Aucun danger qu’on s’enrichisse avec ça!

Ben non…

Ce serait trop beau de s’enrichir avec notre or bleu… c’est bien plus intelligent de laisser les prédateurs étrangers nous VOLER notre eau pour le bénéfice de leurs actionnaires étrangers… qui vont revenir ici nous acheter pour une chanson parce qu’on se sera laissés berner par le piège de l’oléoduc albertain qui finira par couler dans notre beau fleuve et qui ruinera la vie de millions de Québécois qui devront payer leur eau à prix d’or!

Et oui… IRONIE ; )

Ironie au cube, en fait!

Dites non à l’austérité, ce n’est une solution que pour les loups des banques qui vous volent à chaque fois qu’ils émettent une cenne de crédit et qu’ils exigent des intérêts indécents (alors que cet argent sort de la Banque du Canada, à 1%). Mêmes la classe riche va souffrir de l’austérité. Mais ça va prendre du temps avant qu’ils le sentent vraiment… ils seront en Floride (petite blague mais à peine)!

Il n’y a que les banquiers qui vont vraiment s’en mettre plein les poches.

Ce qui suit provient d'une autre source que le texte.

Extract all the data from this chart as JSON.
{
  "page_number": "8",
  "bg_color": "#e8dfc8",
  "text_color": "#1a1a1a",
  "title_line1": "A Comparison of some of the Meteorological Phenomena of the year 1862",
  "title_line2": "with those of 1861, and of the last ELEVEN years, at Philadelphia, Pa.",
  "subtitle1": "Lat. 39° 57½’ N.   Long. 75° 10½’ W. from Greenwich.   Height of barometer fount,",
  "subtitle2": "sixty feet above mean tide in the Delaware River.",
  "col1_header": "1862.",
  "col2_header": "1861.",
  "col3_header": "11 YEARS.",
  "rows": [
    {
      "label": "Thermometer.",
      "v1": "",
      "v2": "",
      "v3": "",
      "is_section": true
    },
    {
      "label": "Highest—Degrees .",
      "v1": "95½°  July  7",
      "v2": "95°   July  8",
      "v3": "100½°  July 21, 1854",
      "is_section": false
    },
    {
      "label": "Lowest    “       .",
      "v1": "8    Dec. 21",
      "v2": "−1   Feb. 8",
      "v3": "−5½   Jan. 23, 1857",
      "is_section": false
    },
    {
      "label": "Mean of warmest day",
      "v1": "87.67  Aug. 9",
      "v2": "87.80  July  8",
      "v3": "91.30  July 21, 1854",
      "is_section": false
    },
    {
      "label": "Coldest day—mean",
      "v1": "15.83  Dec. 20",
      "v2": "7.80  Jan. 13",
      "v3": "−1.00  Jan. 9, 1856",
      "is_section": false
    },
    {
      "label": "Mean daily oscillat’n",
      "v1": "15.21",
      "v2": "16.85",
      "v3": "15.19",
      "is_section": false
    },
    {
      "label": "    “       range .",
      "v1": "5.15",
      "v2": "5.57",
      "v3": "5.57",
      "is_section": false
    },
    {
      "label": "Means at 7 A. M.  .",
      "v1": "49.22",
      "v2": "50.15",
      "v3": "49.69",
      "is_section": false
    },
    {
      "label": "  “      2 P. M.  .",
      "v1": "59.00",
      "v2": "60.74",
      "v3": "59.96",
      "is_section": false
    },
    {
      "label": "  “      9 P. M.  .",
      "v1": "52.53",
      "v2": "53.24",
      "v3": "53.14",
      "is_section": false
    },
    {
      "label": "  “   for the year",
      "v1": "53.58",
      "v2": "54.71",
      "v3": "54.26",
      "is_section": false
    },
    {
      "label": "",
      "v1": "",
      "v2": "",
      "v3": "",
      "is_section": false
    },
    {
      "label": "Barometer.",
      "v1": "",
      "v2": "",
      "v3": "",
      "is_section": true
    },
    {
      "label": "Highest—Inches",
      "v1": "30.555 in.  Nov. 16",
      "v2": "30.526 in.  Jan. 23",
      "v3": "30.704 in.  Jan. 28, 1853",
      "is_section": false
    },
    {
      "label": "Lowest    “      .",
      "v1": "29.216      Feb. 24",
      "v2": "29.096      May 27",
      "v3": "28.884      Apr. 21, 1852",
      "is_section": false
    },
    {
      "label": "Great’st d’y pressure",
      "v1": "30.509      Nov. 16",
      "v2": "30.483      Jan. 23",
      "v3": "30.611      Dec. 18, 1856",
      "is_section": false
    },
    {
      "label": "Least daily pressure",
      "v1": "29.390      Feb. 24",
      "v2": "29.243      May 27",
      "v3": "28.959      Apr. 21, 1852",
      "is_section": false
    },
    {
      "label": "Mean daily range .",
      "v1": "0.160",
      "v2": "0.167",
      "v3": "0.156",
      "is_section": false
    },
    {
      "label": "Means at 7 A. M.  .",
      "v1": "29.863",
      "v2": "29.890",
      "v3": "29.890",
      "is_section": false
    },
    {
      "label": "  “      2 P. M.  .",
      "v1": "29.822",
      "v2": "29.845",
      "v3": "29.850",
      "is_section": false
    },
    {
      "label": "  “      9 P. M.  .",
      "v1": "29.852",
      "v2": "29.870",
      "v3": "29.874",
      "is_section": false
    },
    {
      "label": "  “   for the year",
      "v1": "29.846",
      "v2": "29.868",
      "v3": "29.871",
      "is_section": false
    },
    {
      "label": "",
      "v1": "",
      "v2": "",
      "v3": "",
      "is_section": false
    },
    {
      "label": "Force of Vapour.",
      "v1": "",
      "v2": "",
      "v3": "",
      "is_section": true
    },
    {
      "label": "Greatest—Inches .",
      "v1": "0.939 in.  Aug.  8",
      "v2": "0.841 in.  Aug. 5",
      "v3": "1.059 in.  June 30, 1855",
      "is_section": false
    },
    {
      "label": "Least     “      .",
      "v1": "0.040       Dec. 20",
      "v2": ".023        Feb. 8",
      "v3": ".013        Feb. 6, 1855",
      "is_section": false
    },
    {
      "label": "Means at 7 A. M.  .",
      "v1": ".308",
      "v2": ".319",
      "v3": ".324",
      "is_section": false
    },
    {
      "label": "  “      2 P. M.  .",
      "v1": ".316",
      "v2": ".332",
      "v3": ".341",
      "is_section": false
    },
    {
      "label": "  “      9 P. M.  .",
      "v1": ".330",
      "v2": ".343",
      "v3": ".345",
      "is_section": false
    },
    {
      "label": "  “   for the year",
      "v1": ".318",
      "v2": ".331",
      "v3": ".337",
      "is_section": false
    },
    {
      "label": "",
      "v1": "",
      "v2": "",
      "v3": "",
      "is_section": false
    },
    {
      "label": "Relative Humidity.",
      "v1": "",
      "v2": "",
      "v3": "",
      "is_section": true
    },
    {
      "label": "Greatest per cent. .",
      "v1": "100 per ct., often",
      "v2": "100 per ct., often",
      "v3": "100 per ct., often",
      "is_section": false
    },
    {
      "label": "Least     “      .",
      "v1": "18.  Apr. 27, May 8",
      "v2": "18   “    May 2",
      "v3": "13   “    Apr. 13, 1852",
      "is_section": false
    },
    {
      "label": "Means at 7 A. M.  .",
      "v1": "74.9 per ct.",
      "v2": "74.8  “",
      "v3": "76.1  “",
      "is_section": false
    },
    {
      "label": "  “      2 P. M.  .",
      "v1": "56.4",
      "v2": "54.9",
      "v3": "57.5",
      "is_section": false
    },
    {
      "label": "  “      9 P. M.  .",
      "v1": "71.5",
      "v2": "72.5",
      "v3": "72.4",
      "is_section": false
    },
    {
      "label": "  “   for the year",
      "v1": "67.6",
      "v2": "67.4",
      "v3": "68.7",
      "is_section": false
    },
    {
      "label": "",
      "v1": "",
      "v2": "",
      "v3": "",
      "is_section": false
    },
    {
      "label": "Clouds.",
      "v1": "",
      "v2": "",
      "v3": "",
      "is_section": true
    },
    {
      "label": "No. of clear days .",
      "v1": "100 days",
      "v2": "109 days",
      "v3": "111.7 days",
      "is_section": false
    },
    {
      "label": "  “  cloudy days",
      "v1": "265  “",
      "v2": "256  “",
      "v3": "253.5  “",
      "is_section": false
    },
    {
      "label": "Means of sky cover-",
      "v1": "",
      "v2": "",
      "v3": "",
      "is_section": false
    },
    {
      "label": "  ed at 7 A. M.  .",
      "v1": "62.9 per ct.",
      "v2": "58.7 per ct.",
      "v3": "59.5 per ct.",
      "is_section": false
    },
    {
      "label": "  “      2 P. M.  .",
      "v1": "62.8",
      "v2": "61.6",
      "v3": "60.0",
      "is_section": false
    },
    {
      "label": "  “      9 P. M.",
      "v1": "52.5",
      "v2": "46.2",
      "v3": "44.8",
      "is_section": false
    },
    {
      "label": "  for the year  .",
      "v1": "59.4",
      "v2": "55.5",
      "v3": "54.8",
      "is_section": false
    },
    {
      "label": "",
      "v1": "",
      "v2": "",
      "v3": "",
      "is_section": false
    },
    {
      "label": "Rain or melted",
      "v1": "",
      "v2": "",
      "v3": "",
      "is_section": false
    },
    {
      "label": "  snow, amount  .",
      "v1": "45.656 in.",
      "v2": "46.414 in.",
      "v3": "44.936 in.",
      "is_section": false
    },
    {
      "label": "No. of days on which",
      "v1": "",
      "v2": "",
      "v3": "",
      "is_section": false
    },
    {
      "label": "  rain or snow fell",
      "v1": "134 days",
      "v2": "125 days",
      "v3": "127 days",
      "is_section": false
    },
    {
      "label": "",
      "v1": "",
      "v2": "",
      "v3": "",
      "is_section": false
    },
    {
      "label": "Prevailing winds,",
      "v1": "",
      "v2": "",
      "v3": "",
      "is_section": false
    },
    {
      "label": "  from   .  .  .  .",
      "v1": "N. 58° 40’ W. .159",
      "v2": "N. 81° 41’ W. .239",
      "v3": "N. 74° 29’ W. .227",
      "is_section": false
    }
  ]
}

Quand l’économie va ralentir dramatiquement, tout le monde va avoir peur et placera son argent… à la banque! La belle affaire! Et les commerces vont en arracher parce que l’austérité doit être un « dernier recours » mais là, le gouvernement libéral québécois n’a même pas essayé autre chose, sérieusement!

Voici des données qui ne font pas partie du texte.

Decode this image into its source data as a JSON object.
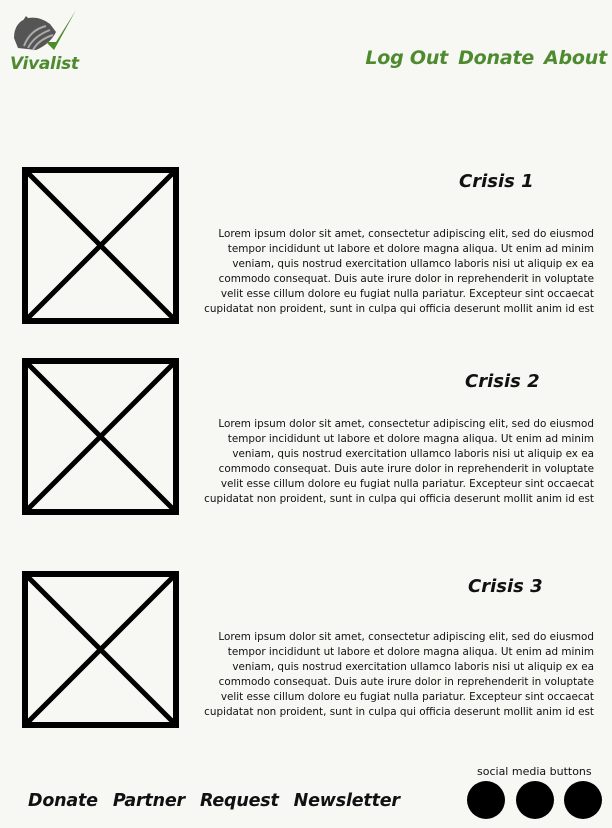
{
  "brand": {
    "name": "Vivalist",
    "logo_icon": "bird-checkmark-icon",
    "accent_color": "#4e8a2e"
  },
  "top_nav": [
    {
      "label": "Log Out"
    },
    {
      "label": "Donate"
    },
    {
      "label": "About"
    }
  ],
  "crises": [
    {
      "title": "Crisis 1",
      "image_icon": "image-placeholder-icon",
      "body": "Lorem ipsum dolor sit amet, consectetur adipiscing elit, sed do eiusmod tempor incididunt ut labore et dolore magna aliqua. Ut enim ad minim veniam, quis nostrud exercitation ullamco laboris nisi ut aliquip ex ea commodo consequat. Duis aute irure dolor in reprehenderit in voluptate velit esse cillum dolore eu fugiat nulla pariatur. Excepteur sint occaecat cupidatat non proident, sunt in culpa qui officia deserunt mollit anim id est laborum."
    },
    {
      "title": "Crisis 2",
      "image_icon": "image-placeholder-icon",
      "body": "Lorem ipsum dolor sit amet, consectetur adipiscing elit, sed do eiusmod tempor incididunt ut labore et dolore magna aliqua. Ut enim ad minim veniam, quis nostrud exercitation ullamco laboris nisi ut aliquip ex ea commodo consequat. Duis aute irure dolor in reprehenderit in voluptate velit esse cillum dolore eu fugiat nulla pariatur. Excepteur sint occaecat cupidatat non proident, sunt in culpa qui officia deserunt mollit anim id est laborum."
    },
    {
      "title": "Crisis 3",
      "image_icon": "image-placeholder-icon",
      "body": "Lorem ipsum dolor sit amet, consectetur adipiscing elit, sed do eiusmod tempor incididunt ut labore et dolore magna aliqua. Ut enim ad minim veniam, quis nostrud exercitation ullamco laboris nisi ut aliquip ex ea commodo consequat. Duis aute irure dolor in reprehenderit in voluptate velit esse cillum dolore eu fugiat nulla pariatur. Excepteur sint occaecat cupidatat non proident, sunt in culpa qui officia deserunt mollit anim id est laborum."
    }
  ],
  "footer_nav": [
    {
      "label": "Donate"
    },
    {
      "label": "Partner"
    },
    {
      "label": "Request"
    },
    {
      "label": "Newsletter"
    }
  ],
  "social": {
    "label": "social media buttons",
    "buttons": [
      {
        "icon": "social-circle-icon"
      },
      {
        "icon": "social-circle-icon"
      },
      {
        "icon": "social-circle-icon"
      }
    ]
  }
}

Il y aurait tant de voies alternatives plus constructives et intelligentes que l’austérité mais ne demandez pas à un politicien n’ayant même pas le droit de voter selon sa conscience (à cause de la « ligne de partie », lors des votes à l’Assemblée nationale) de livrer le meilleur de lui-même quand vient le temps d’affronter un problème complexe comme l’endettement public.

Sans lancer la serviette, on dirait que les politiciens libéraux ont mal mesuré l’ampleur des dégâts qui suivent les décisions politiques d’austérité.

Il leur faudrait prendre du recul par rapport à leur agenda d’austérité, destiné aux Québécois.

Alors, si l’austérité s’installe au Québec, encore une fois, ce sont les « gens ordinaires » qui vont se faire ramasser… êtes-vous prêts?